Отсюда вывод: «Стихи должны славить прежде всего науку и промышленность!»
По трубе раскаленной гиганта-котла
Льется сжигающий пламень угля, —
Нет равных сверхжаркому монстру верзил!
Дрожит оболочка, машина ревет
И, паром наполнившись, мощь выдает
Восьмидесяти лошадиных сил.
Но велит машинист рычагу тяжеленному
Заслонки открыть, и по цилиндру толстенному
Гонит поршень двойной, извергающий стон!
Буксуют колеса! Взмыла скорость на диво!
Свисток оглушает! Салют локомотиву
Системы Крэмптон!
Не правда ли, эти стихи, сочиненные Жюлем Верном, напоминают опыты будущих футуристов, пролеткультовцев, конструктивистов?

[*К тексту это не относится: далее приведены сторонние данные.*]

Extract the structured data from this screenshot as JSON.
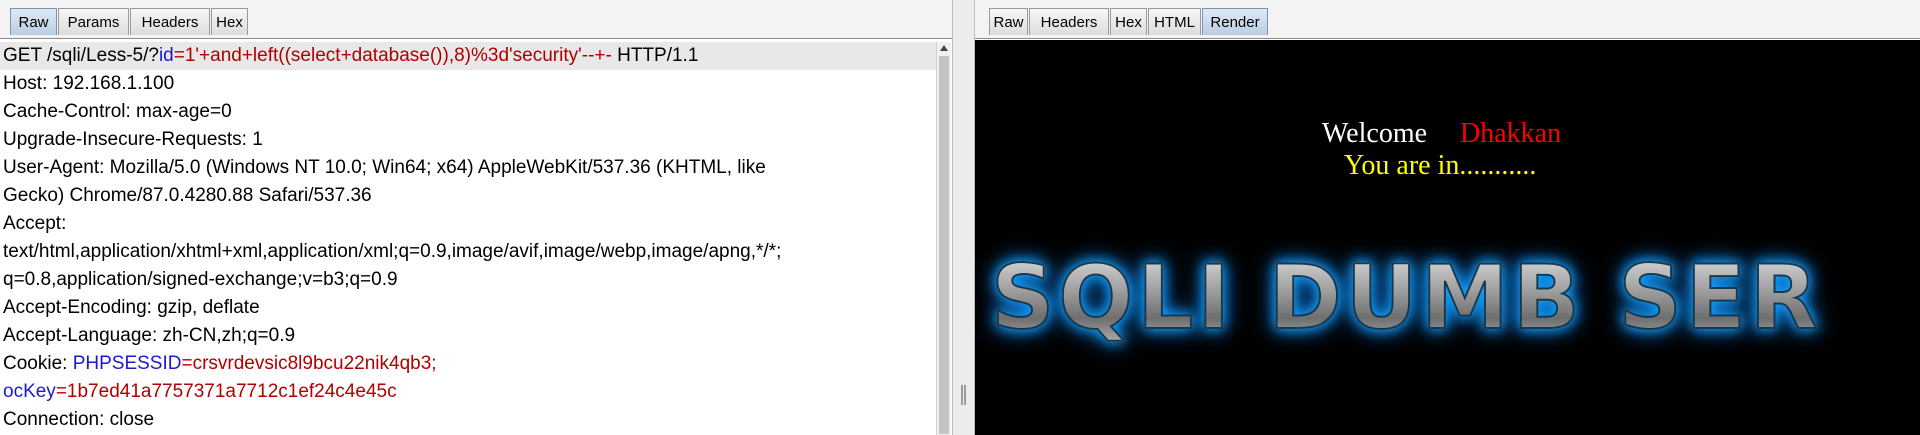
{
  "request_tabs": [
    "Raw",
    "Params",
    "Headers",
    "Hex"
  ],
  "response_tabs": [
    "Raw",
    "Headers",
    "Hex",
    "HTML",
    "Render"
  ],
  "request": {
    "line1": {
      "method_path": "GET /sqli/Less-5/?",
      "param": "id",
      "eq": "=",
      "value": "1'+and+left((select+database()),8)%3d'security'--+-",
      "proto": " HTTP/1.1"
    },
    "host": "Host: 192.168.1.100",
    "cache_control": "Cache-Control: max-age=0",
    "upgrade": "Upgrade-Insecure-Requests: 1",
    "user_agent_1": "User-Agent: Mozilla/5.0 (Windows NT 10.0; Win64; x64) AppleWebKit/537.36 (KHTML, like",
    "user_agent_2": "Gecko) Chrome/87.0.4280.88 Safari/537.36",
    "accept_label": "Accept:",
    "accept_1": "text/html,application/xhtml+xml,application/xml;q=0.9,image/avif,image/webp,image/apng,*/*;",
    "accept_2": "q=0.8,application/signed-exchange;v=b3;q=0.9",
    "accept_encoding": "Accept-Encoding: gzip, deflate",
    "accept_language": "Accept-Language: zh-CN,zh;q=0.9",
    "cookie_label": "Cookie: ",
    "cookie1_name": "PHPSESSID",
    "cookie1_value": "crsvrdevsic8l9bcu22nik4qb3;",
    "cookie2_name": "ocKey",
    "cookie2_value": "1b7ed41a7757371a7712c1ef24c4e45c",
    "connection": "Connection: close"
  },
  "render": {
    "welcome": "Welcome",
    "name": "Dhakkan",
    "status": "You are in...........",
    "banner": "SQLI DUMB SER"
  },
  "colors": {
    "param_key": "#1a1ad0",
    "param_value": "#b00000",
    "welcome_text": "#ffffff",
    "name_text": "#ff0000",
    "status_text": "#ffff00",
    "banner_glow": "#14a7ff"
  }
}
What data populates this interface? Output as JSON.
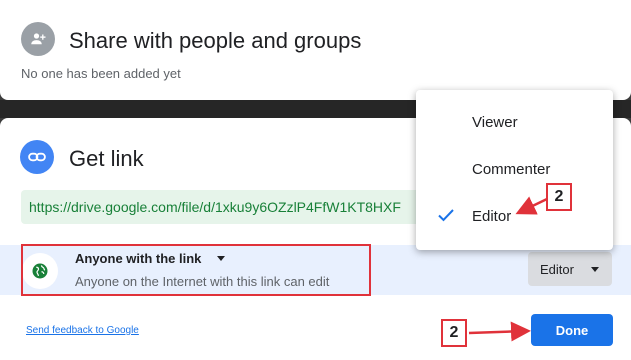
{
  "share_section": {
    "title": "Share with people and groups",
    "empty_text": "No one has been added yet",
    "icon": "person-add-icon"
  },
  "get_link_section": {
    "title": "Get link",
    "icon": "link-icon",
    "link_url": "https://drive.google.com/file/d/1xku9y6OZzlP4FfW1KT8HXF"
  },
  "access": {
    "scope_label": "Anyone with the link",
    "description": "Anyone on the Internet with this link can edit",
    "icon": "globe-icon",
    "role_button_label": "Editor"
  },
  "role_menu": {
    "items": [
      {
        "label": "Viewer",
        "selected": false
      },
      {
        "label": "Commenter",
        "selected": false
      },
      {
        "label": "Editor",
        "selected": true
      }
    ]
  },
  "footer": {
    "feedback_link": "Send feedback to Google",
    "done_label": "Done"
  },
  "annotations": {
    "step_top": "2",
    "step_bottom": "2",
    "highlight_color": "#e0323a"
  },
  "colors": {
    "accent": "#1a73e8",
    "link_bg": "#e6f4ea",
    "link_text": "#188038",
    "access_bg": "#e8f0fe"
  }
}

Еще грубее, еще откровеннее Жюль Верн издевался в романе «Париж в XX веке» над театром и музыкой. Да-да, над высокой чудесной музыкой, над волшебным миром театра. Другими словами, над своей великой несбывшейся любовью, над своим вожделенным раем, над миром счастливых и таких сладких грез, в который его не пустили, в котором его не сочли равным.
«Кенсоннас сказал:
— Друзья, замечали ли вы, какие у нас большие уши?
— Нет, — ответил Жак.
— Так сравните их тщательно с античными или средневековыми ушами, изучите все известные нам картины и скульптуры. Вы сразу устрашитесь: наши уши со временем увеличиваются в той же мере, в какой уменьшается наш рост. И виной тому — музыка! Именно музыка! Согласитесь, нельзя безнаказанно в течение целого века впрыскивать себе в уши звуки Верди или Вагнера.
— Но ведь в Опере еще дают старые шедевры.

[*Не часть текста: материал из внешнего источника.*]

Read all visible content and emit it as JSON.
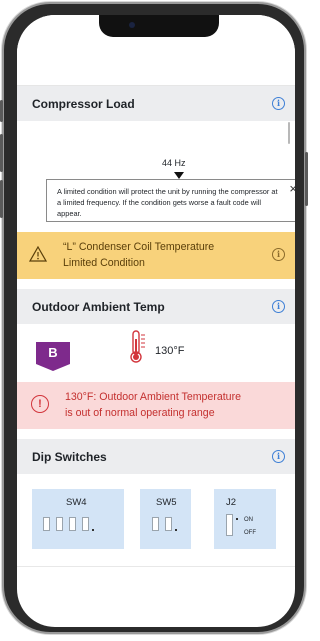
{
  "sections": {
    "compressor": {
      "title": "Compressor Load",
      "hz_label": "44 Hz",
      "tooltip": "A limited condition will protect the unit by running the compressor at a limited frequency. If the condition gets worse a fault code will appear.",
      "warning_line1": "“L” Condenser Coil Temperature",
      "warning_line2": "Limited Condition"
    },
    "ambient": {
      "title": "Outdoor Ambient Temp",
      "badge": "B",
      "temperature": "130°F",
      "error_line1": "130°F: Outdoor Ambient Temperature",
      "error_line2": "is out of normal operating range"
    },
    "dip": {
      "title": "Dip Switches",
      "sw4_label": "SW4",
      "sw5_label": "SW5",
      "j2_label": "J2",
      "j2_on": "ON",
      "j2_off": "OFF"
    }
  },
  "icons": {
    "info": "i",
    "close": "×",
    "error": "!"
  },
  "colors": {
    "warning_bg": "#f8d27b",
    "error_bg": "#fad9d9",
    "error_text": "#c4302f",
    "info_blue": "#3d7fd6",
    "badge_purple": "#7e2a8c",
    "dip_bg": "#d3e4f6"
  }
}
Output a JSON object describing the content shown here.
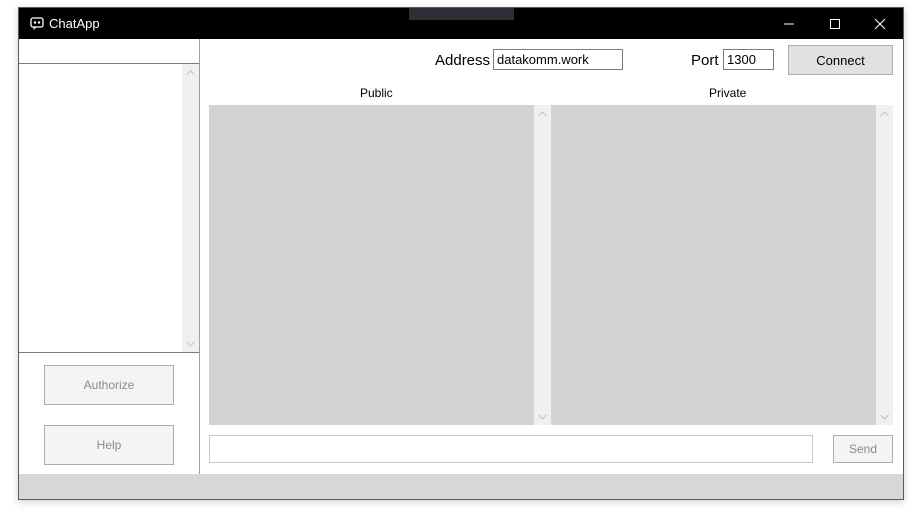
{
  "window": {
    "title": "ChatApp"
  },
  "connection": {
    "address_label": "Address",
    "address_value": "datakomm.work",
    "port_label": "Port",
    "port_value": "1300",
    "connect_label": "Connect"
  },
  "chat": {
    "public_label": "Public",
    "private_label": "Private",
    "message_value": "",
    "send_label": "Send"
  },
  "sidebar": {
    "top_field_value": "",
    "authorize_label": "Authorize",
    "help_label": "Help"
  },
  "colors": {
    "titlebar": "#000000",
    "chat_background": "#d3d3d3",
    "statusbar": "#d7d7d7"
  }
}
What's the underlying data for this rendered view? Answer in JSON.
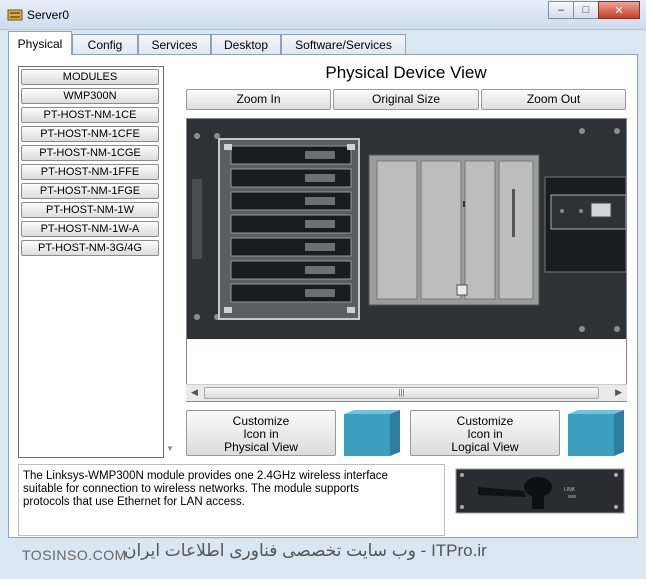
{
  "window": {
    "title": "Server0"
  },
  "tabs": [
    {
      "label": "Physical"
    },
    {
      "label": "Config"
    },
    {
      "label": "Services"
    },
    {
      "label": "Desktop"
    },
    {
      "label": "Software/Services"
    }
  ],
  "modules": [
    "MODULES",
    "WMP300N",
    "PT-HOST-NM-1CE",
    "PT-HOST-NM-1CFE",
    "PT-HOST-NM-1CGE",
    "PT-HOST-NM-1FFE",
    "PT-HOST-NM-1FGE",
    "PT-HOST-NM-1W",
    "PT-HOST-NM-1W-A",
    "PT-HOST-NM-3G/4G"
  ],
  "device_view": {
    "title": "Physical Device View",
    "zoom_in": "Zoom In",
    "original_size": "Original Size",
    "zoom_out": "Zoom Out",
    "scroll_grip": "|||"
  },
  "customize": {
    "physical": [
      "Customize",
      "Icon in",
      "Physical View"
    ],
    "logical": [
      "Customize",
      "Icon in",
      "Logical View"
    ]
  },
  "description": {
    "lines": [
      "The Linksys-WMP300N module provides one 2.4GHz wireless interface",
      "suitable for connection to wireless networks. The module supports",
      "protocols that use Ethernet for LAN access."
    ]
  },
  "module_image": {
    "label": "LINK"
  },
  "watermark": {
    "left": "TOSINSO.COM",
    "right": "ITPro.ir - وب سایت تخصصی فناوری اطلاعات ایران"
  },
  "colors": {
    "accent_underline": "#d51e2b",
    "cube": "#3d9fbf"
  }
}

— Знаю, знаю, — охотно ответил Кенсоннас. — Поговаривают даже о том, чтобы возобновить "Орфея в аду" Оффенбаха — с речитативами, введенными в этот шедевр Шарлем Гуно. Но "Гугеноты" теперь сведены к одному акту и служат лишь вступлением к модным балетным номерам. Этого достаточно. Трико балерин столь прозрачны, что их уже не отличишь от живой натуры. И это понятно: все делается по вкусу финансистов. Опера стала филиалом Биржи: там теперь до истинной музыки никому дела нет. Певцы ржут, визжат, воют, ревут, испускают звуки, не имеющие ничего общего с пением. А что касается оркестра, то он вообще пал ниже некуда. Ах, если бы можно было использовать растрачиваемую впустую силу, с которой жмут на педали фортепиано, хотя бы для вычерпывания воды из угольных шахт! Ах, если бы воздух, выдуваемый из труб, приводил в движение колеса мельниц! Если бы возвратно-поступательное движение кулисы тромбона применялось на механической лесопилке!»

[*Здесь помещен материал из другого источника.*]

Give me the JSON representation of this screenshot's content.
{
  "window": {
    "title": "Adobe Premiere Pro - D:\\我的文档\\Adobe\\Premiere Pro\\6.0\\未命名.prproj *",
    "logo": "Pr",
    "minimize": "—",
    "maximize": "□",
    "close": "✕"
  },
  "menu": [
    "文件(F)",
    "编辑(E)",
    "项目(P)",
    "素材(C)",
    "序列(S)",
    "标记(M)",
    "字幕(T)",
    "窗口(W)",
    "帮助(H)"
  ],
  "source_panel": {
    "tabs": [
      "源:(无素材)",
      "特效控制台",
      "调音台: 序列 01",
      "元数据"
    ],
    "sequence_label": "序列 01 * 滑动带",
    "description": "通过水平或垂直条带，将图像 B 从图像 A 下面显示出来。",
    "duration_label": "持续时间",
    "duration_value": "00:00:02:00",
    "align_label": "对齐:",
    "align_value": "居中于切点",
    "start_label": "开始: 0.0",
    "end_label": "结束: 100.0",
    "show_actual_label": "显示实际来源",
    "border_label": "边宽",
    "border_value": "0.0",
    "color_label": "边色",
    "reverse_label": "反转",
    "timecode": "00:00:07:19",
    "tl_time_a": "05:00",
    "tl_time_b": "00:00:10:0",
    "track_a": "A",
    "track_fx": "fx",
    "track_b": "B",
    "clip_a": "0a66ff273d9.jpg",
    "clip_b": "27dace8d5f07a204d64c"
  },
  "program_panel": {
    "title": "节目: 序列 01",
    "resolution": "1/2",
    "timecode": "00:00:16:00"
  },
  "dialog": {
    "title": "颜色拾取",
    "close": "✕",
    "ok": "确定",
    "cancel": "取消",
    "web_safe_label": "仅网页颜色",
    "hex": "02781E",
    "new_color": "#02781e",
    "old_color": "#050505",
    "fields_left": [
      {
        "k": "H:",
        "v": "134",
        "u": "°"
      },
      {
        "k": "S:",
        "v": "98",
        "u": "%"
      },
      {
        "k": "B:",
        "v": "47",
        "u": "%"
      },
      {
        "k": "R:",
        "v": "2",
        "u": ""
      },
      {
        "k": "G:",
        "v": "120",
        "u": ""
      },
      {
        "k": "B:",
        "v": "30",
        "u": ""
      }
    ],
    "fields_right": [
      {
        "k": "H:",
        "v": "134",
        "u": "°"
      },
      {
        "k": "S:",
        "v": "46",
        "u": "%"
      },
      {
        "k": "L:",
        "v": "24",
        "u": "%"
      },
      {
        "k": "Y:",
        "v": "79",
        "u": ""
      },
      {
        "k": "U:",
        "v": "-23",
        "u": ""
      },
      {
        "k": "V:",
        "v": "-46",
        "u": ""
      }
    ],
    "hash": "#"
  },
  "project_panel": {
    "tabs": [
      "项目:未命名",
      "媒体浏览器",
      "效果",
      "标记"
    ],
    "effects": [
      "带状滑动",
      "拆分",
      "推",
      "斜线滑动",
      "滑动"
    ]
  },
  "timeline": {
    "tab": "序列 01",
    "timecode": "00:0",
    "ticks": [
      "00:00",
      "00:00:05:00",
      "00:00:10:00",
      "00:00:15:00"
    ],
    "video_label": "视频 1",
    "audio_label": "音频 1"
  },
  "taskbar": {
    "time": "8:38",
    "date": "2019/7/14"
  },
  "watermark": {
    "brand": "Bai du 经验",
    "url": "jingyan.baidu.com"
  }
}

И к этому совсем уж решительные оценки.
Забытые арии пресловутого «Вильгельма Телля»…
Утомительные мелодии галантной эпохи Герольда и Обера…
Берлиоз, глава школы импотентов, чьи музыкальные идеи выливались в завистливые фельетоны… Гуно, умерший после того, как принял постриг в вагнеровской церкви… И так далее и тому подобное.
А женщины!
О, эти женщины!
«Если верить старым эстампам, парижанка когда-то была ну просто очаровательным созданием. Она соединяла в себе самые совершенные пороки и самые порочные совершенства, будучи женщиной — в полном смысле этого слова. Но мало-помалу кровь парижанки теряла чистоту, порода деградировала. Все знают, что из отвратительных гусениц со временем выходят очаровательные бабочки, а у нас почему-то все произошло наоборот — очаровательные бабочки чаще всего превращаются в отвратительных гусениц. Походка парижанки, ее осанка, насмешливый нежный взгляд, милая улыбка — все это уступило место формам на удивление вытянутым, высушенным, жилистым, костлявым, истощенным. Ангел геометрии, некогда столь щедро одаривший наших женщин самыми притягательными округлостями, теперь навязал им прямые линии и острые углы. Француженки, как и американки, всерьез рассуждают о важных делах и воспринимают жизнь без тени улыбки. Оседлав тощую кобылу нравственности, они одеваются из вон рук плохо, безвкусно, носят корсеты из гальванизированной стали, способные отразить самый сильный натиск…»
Жюль Верн бушевал.
Он хотел высказаться.
Теперь за ним стояли надежный Этцель (так он считал) и чудесная любящая мадам Дюшен, присутствие которой на страницах «Парижа в XX веке» было столь ощутимым, что роман, пожалуй, можно было назвать романом любовным.